O pessoal está acostumado a ver notícias tristes na editoria de política nacional, mas dessa vez a editoria de mangás trouxe uma tristeza: foi confirmado que se encerrará em maio o mangá Demon Slayer (ou Kimetsu no Yaiba, para os fãs que não aceitam títulos em inglês, por mais oficiais que sejam).

A série conseguiu bater recordes de vendas mesclando uma história carismática com os recursos de um anime produzido por estúdio especializado em sonegação de impostos, e o anúncio de um término só prova o quanto essa Shonen Jump que vemos não é mais aquela que conhecíamos. Talvez você seja um otaku novo e não saiba como funciona uma Shonen Jump, então vale uma explicação.

Cada edição da revista semanal vem com um capítulo de várias histórias, e o público envia por correio uma pesquisa sobre suas favoritas.
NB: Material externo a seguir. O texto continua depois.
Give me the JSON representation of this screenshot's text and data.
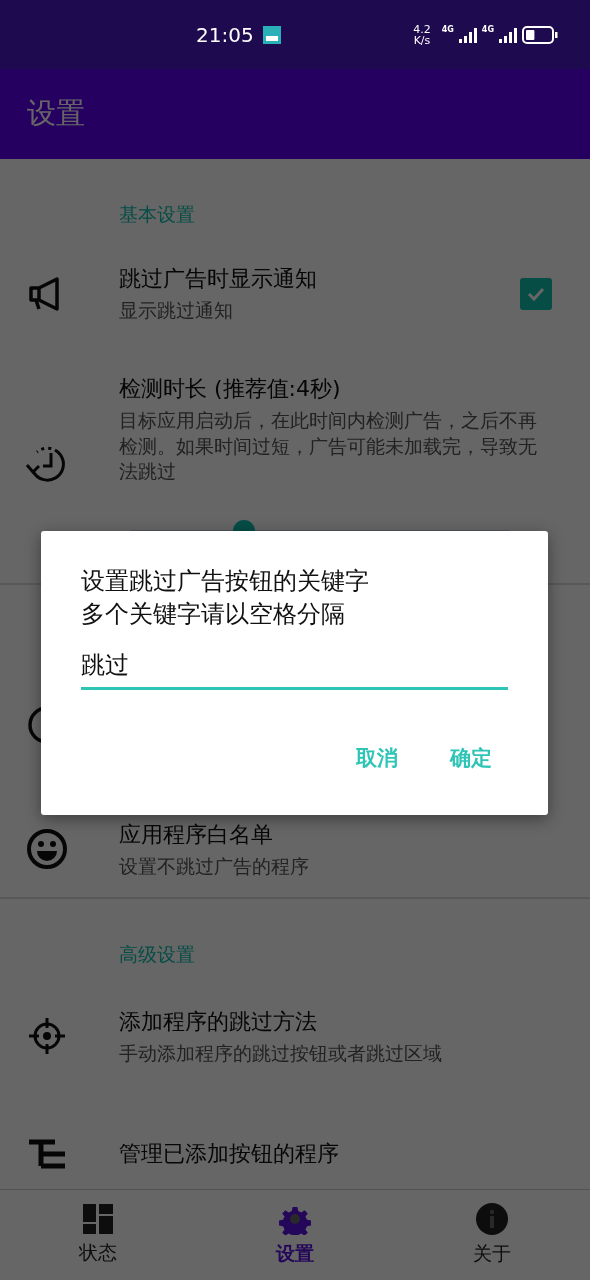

Eles fazem uma análise desses dados e os mangás sem muito apelo do público são cortados sem dó para que encontrar novas histórias de sucesso. Essa rotatividade segue firme e forte até hoje.

No passado, a Shonen Jump era conhecida por espremer a criatividade de seus autores até os órgãos sobreviventes entregarem um emocionante arco de torneio, afinal quanto mais mangá desenhado mais lucro é revertido para a editora Shueisha. Akira Toriyama, de Dragon Ball, comeu o pão que o Majin Buu amassou: ele queria ter encerrado a história de Goku muitas vezes, mas era sempre obrigado a prosseguir. Como vingança pessoal, fazia os vilões de cada arco serem iguaizinhos aos editores carrascos que o faziam continuar trabalhando sem dó. Isso sem contar no sofrimento do Togashi e sua futura vingança ao estilo Ana Francisca de Chocolate com Pimenta, mas essa história fica para outro momento.

O medo da Shonen Jump sempre foi não ter um fenômeno entre seus diversos mangás. Ao final de Dragon Ball, o também sucesso Slam Dunk acabou e a editora entrou num desespero por não ter um título que rendesse a venda de milhões de exemplares por semana. A Shueisha se escorou em mangás menores como Samurai X e Yu-Gi-Oh até chegar o trio de sucesso dos anos 2000: One Piece, Naruto e Bleach. Estes sim tiveram vida longa e dezenas e mais dezenas de volumes para a editora lucrar bastante.

Atualmente a Shonen Jump tem seus sucessos, como One Piece (sim, ele ainda está aqui), My Hero Academia e The Promised Neverland, mas percebe-se que os mangás publicados na revista não são mais tão longos assim. Tudo bem, temos um Haikyuu com seus 40 e poucos volumes ou o One Piece com seus 100 volumes, há um bom tempo não vemos a Jump forçando seus sucessos até número de volumes gigantesco. Um mangá com o sucesso de Demon Slayer, capaz até desbancar as vendas de One Piece, será encerrado com pouco mais de vinte volumes. O que aconteceu com aquela velha editora capaz de arrancar lágrimas de Togashi?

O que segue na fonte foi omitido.